I wonder, now, if Schubert was returning to his earlier fascination with Goethe. There is a fascinating article by Benjamin Bennett called “Interrupted Tragedy as a Structural Principal in Faust” (available in the Norton Critical Edition of Goethe’s play), where he argues that Goethe systematically undermines any cathartic moment — precisely so that the reader will not be able to purge or purify the emotions they are experiencing, but will be left to grapple with them. This seems to me to account for the abrupt ending of Part 1, where we get no resolution of the “main plot” involving the bet with Mephistopheles but are instead left to sit with the devastating human encounter between Faust and the woman whose life he has destroyed and whom he no longer loves. In most of Part 1, Mephistopheles is the tragedy-interrupter, injecting jokes and irreverence whenever Faust is having a “deep” moment of insight or tragic self-regard.

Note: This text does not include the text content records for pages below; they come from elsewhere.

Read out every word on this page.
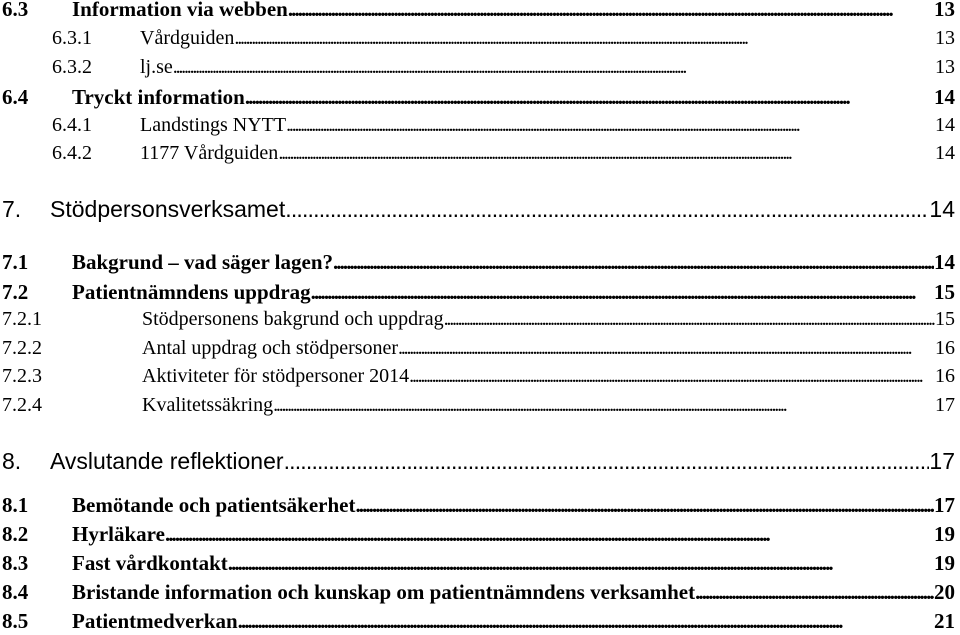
6.3	Information via webben . . .	13
6.3.1	Vårdguiden . . .	13
6.3.2	lj.se . . .	13
6.4	Tryckt information . . .	14
6.4.1	Landstings NYTT . . .	14
6.4.2	1177 Vårdguiden . . .	14
7.	Stödpersonsverksamet . . .	14
7.1	Bakgrund – vad säger lagen? . . .	14
7.2	Patientnämndens uppdrag . . .	15
7.2.1	Stödpersonens bakgrund och uppdrag . . .	15
7.2.2	Antal uppdrag och stödpersoner . . .	16
7.2.3	Aktiviteter för stödpersoner 2014 . . .	16
7.2.4	Kvalitetssäkring . . .	17
8.	Avslutande reflektioner . . .	17
8.1	Bemötande och patientsäkerhet . . .	17
8.2	Hyrläkare . . .	19
8.3	Fast vårdkontakt . . .	19
8.4	Bristande information och kunskap om patientnämndens verksamhet . . .	20
8.5	Patientmedverkan . . .	21
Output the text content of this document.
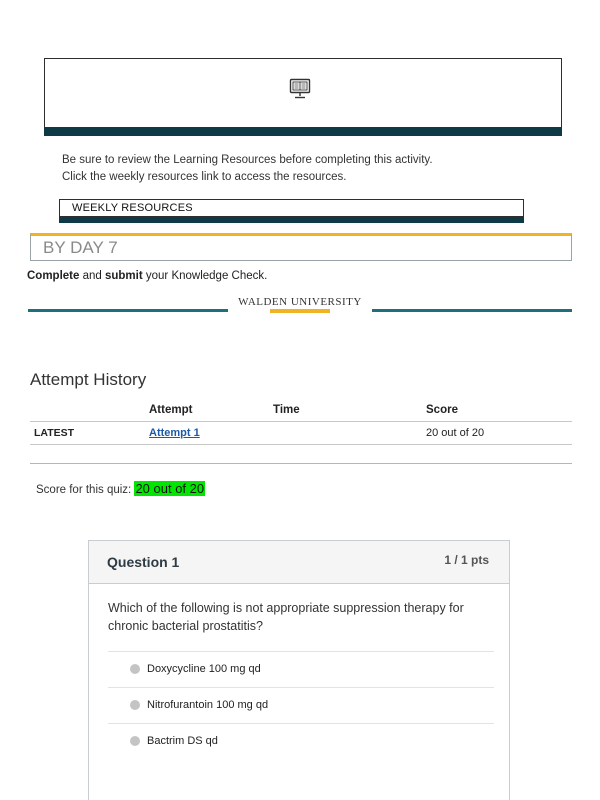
Be sure to review the Learning Resources before completing this activity.
Click the weekly resources link to access the resources.
WEEKLY RESOURCES
BY DAY 7
Complete and submit your Knowledge Check.
WALDEN UNIVERSITY
Attempt History
	Attempt	Time	Score
LATEST	Attempt 1		20 out of 20
Score for this quiz: 20 out of 20
Question 1	1 / 1 pts
Which of the following is not appropriate suppression therapy for chronic bacterial prostatitis?
Doxycycline 100 mg qd
Nitrofurantoin 100 mg qd
Bactrim DS qd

Something similar seems to be happening in the Schubert, where borderline-romantic passages, often in a minor key, often with a lot of black on the page, are abruptly interrupted with playful asides or simply left to fizzle out. And even the most sustained “serious” minor-key passage — the opening theme of the second movement — is constantly “deranged” by the repetitive left-hand gesture that jumps around the keyboard in seeming indifference to what the right hand is doing (beginning on pg. 12 of the PDF). Perhaps here we can recall Mephistopheles in his guise as a poodle, nipping at Faust’s heels as he muses about the restorative powers of nature and human companionship. This dynamic gives way (on pg. 13 and following) to a more “heroic” theme — but one that fizzles out, to be replaced by a return to the main right-hand theme that is even more insistently harassed by the left hand (pp. 15 and 16). Yet this is precisely the moment of the almost transcendent appearance of the C-major triad, a light piercing the darkness. But only for a moment.
2 thoughts on “Interrupted tragedy”
Wasn’t the late Schubert also influenced by the late Beethoven, especially the ‘modern’ late sting quartets? I think Adorno has something about it…
So I suppose this means that the tragic sense of life is not resolved this side of death, maybe? But I love closure, resolution. I guess the answer to that is: Wait for it!